I feel like I helped my students better understand literature, but working with them was also a huge learning experience for me that had nothing to do with literature.

I had preconceptions of what homeschooled children are like, and this experience helped turn those preconceptions on their heads.

Going into it, I anticipated socially backwards kids with big heads, full of themselves and what they knew.
Wasn't true.
Going into it, I anticipated kids who were far more intelligent than me, who were all years ahead of their public school peers.
Wasn't true.
Going into it, I anticipated closed-minded religious zealots.
Wasn't true.

What I found is that one or two of the kids was a little too certain of their intelligence, which broader life experience and wisdom will surely knock out of them.  The honest truth is that the kids who were too sure of and vocal about their intelligence are really, really, really bright.  What they lack is the esteem or maturity to understand that they don't have to boast about it; it shines through everything they say and write.

What I found is that every child I taught is at a different level, with differing skills and talents, and none of them is smarter than their 40-year-old teacher (only because I've learned that life experience is a far greater educator than I've ever given it credit for being).  Some of my middle school students' reading and writing skills were below my own 4th grader's skills, which didn't make me think poorly of homeschooling but did make me feel better about public schooling.  It did make me recognize that one of the downsides of homeschooling is that a parent doesn't have access to the specialized resources that are freely available in formal school settings for kids who have learning challenges, like dyslexia, dysgraphia and other communicative challenges.  

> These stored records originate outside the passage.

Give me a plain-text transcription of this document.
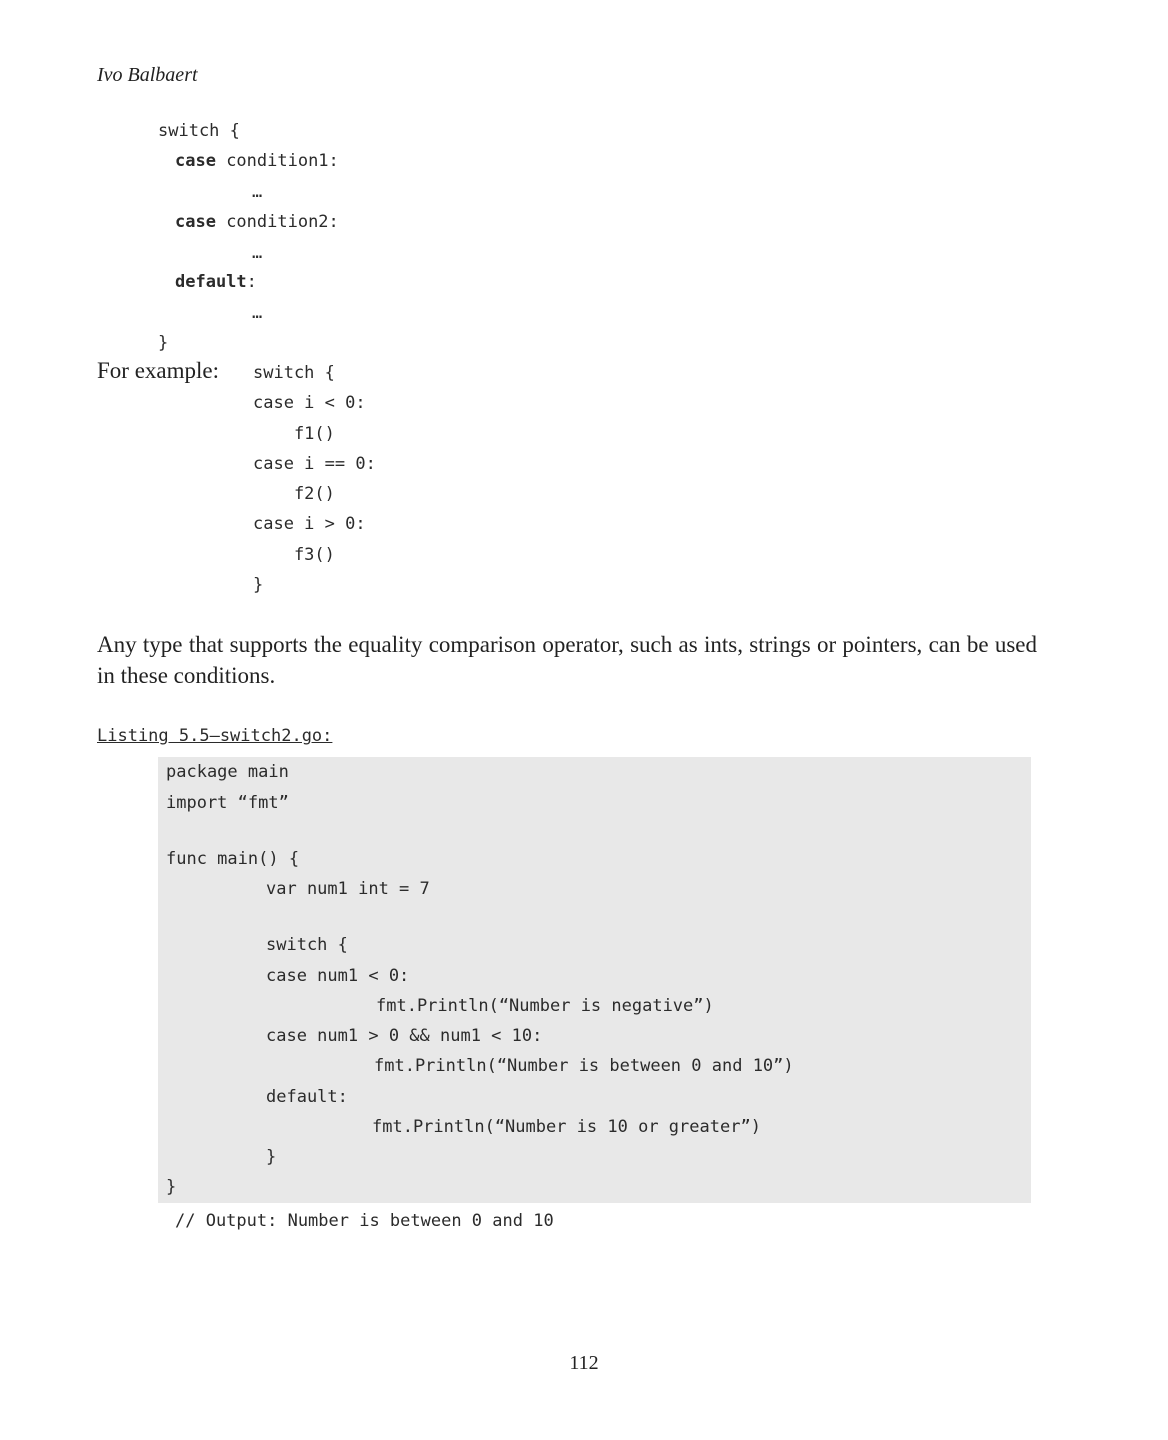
Ivo Balbaert
switch {
case condition1:
…
case condition2:
…
default:
…
}
For example: switch {
case i < 0:
f1()
case i == 0:
f2()
case i > 0:
f3()
}
Any type that supports the equality comparison operator, such as ints, strings or pointers, can be used in these conditions.
Listing 5.5—switch2.go:
package main
import “fmt”
func main() {
var num1 int = 7
switch {
case num1 < 0:
fmt.Println(“Number is negative”)
case num1 > 0 && num1 < 10:
fmt.Println(“Number is between 0 and 10”)
default:
fmt.Println(“Number is 10 or greater”)
}
}
// Output: Number is between 0 and 10
112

What I found was that there are all sorts of reasons people choose to homeschool.  Although religion is part of it, so is the desire to protect children with food allergies and help kids who don't learn well in the more confining strictures of formalized school.  I never had anyone lambast me with overzealous religious high-handedness.

Just as working in a downtown school wasn't scary or dangerous as I thought it might be some 14 years ago, working in a cottage school setting changed my perspective on that schooling experience too.